Mais cet ego peut aussi se transformer en arme à double tranchant. Trop d’assurance, trop de contrôle ou un refus de déléguer peuvent transformer un moteur en bombe à retardement. L’entreprise devient alors dépendante d’une seule personne, fragile face aux aléas et difficile à faire évoluer. 

L’ego comme moteur de la création

Dans les premières étapes de la vie d’une entreprise, l’ego du fondateur est souvent ce qui permet de franchir les barrières. C’est cette conviction intime que « mon idée vaut le coup » qui pousse à mobiliser ses premières ressources, convaincre les partenaires et recruter les premiers collaborateurs. Sans une dose saine d’ego, beaucoup d’entrepreneurs auraient abandonné face aux refus, aux critiques ou aux doutes.
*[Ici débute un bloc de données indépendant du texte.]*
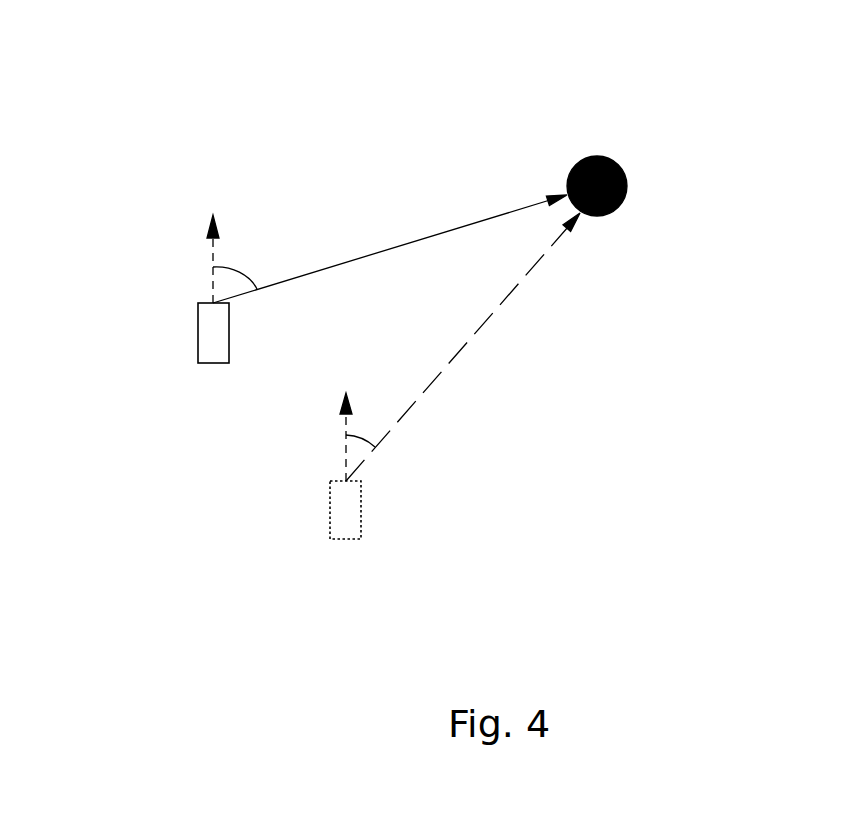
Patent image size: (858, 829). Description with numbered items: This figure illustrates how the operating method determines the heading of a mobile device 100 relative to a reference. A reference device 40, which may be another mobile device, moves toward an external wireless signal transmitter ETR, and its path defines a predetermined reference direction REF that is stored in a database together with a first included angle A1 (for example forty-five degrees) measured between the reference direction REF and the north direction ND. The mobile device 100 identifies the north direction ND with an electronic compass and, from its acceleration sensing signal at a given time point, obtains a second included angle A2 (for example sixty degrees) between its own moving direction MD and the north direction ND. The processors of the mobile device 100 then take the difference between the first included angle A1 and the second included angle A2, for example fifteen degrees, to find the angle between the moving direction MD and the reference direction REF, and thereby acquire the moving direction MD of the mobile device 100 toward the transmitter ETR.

The mobile device 100 is at (198, 332).
The reference device 40 is at (361, 505).
The wireless signal transmitter ETR is at (626, 174).
The moving direction MD is at (390, 248).
The predetermined reference direction REF is at (463, 347).
The north direction ND is at (277, 330).
The first included angle A1 is at (364, 428).
The second included angle A2 is at (239, 268).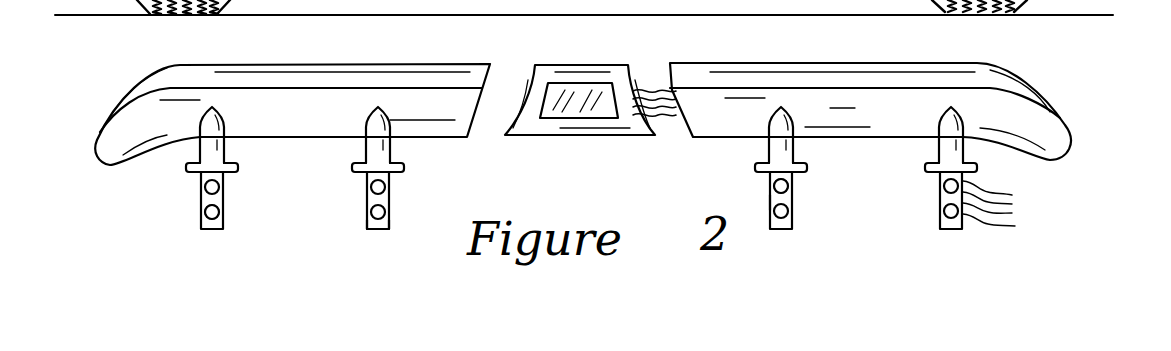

L’ego joue également un rôle social : il inspire confiance, attire l’attention et permet de mobiliser autour d’un projet. Les fondateurs charismatiques savent utiliser leur énergie et leur assurance pour créer une dynamique collective, séduire des investisseurs et donner du sens à des équipes parfois fatiguées par les incertitudes du quotidien.

Quand le moteur devient frein

Mais l’ego peut rapidement devenir problématique lorsque sa manifestation dépasse le simple moteur personnel pour devenir un verrou organisationnel. Le fondateur omniprésent, qui valide chaque décision, supervise chaque opération et refuse toute remise en question, crée une dépendance qui fragilise l’entreprise. Les collaborateurs finissent par attendre ses instructions pour tout, les talents s’essoufflent et l’innovation s’étouffe.

L’histoire des entreprises regorge d’exemples : des start-ups brillantes qui n’ont pas survécu au départ du fondateur parce qu’aucun relais n’avait été préparé, ou au contraire des dirigeants qui ont bloqué la croissance par un contrôle excessif. L’ego devient alors une bombe à retardement : le moteur initial, vital, devient un risque structurel.

Les signes d’un ego excessif

Il existe plusieurs indicateurs révélateurs d’un ego fondateur qui pourrait nuire à l’entreprise :

  • Le refus de déléguer : chaque décision, même minime, doit passer par le fondateur. L’équipe se sent paralysée, et l’entreprise devient dépendante d’une seule personne.
  • La difficulté à écouter : critiques et conseils sont ignorés, et les signaux du marché ou des collaborateurs ne sont pas pris en compte.
  • La priorité donnée à l’image personnelle : certaines décisions visent davantage à renforcer la réputation du fondateur qu’à servir la stratégie de l’entreprise.
  • La résistance au changement : innovations internes, nouvelles méthodes ou perspectives différentes sont perçues comme une menace à l’autorité du fondateur.

Ces comportements créent un environnement où l’entreprise peine à évoluer et où les talents risquent de se détourner.

Comment transformer l’ego en levier durable ?

La bonne nouvelle, c’est que l’ego ne doit pas être vu uniquement comme un danger : il peut être canalisé pour soutenir la croissance et la pérennité de l’entreprise. Plusieurs approches permettent de transformer cet ego en levier durable.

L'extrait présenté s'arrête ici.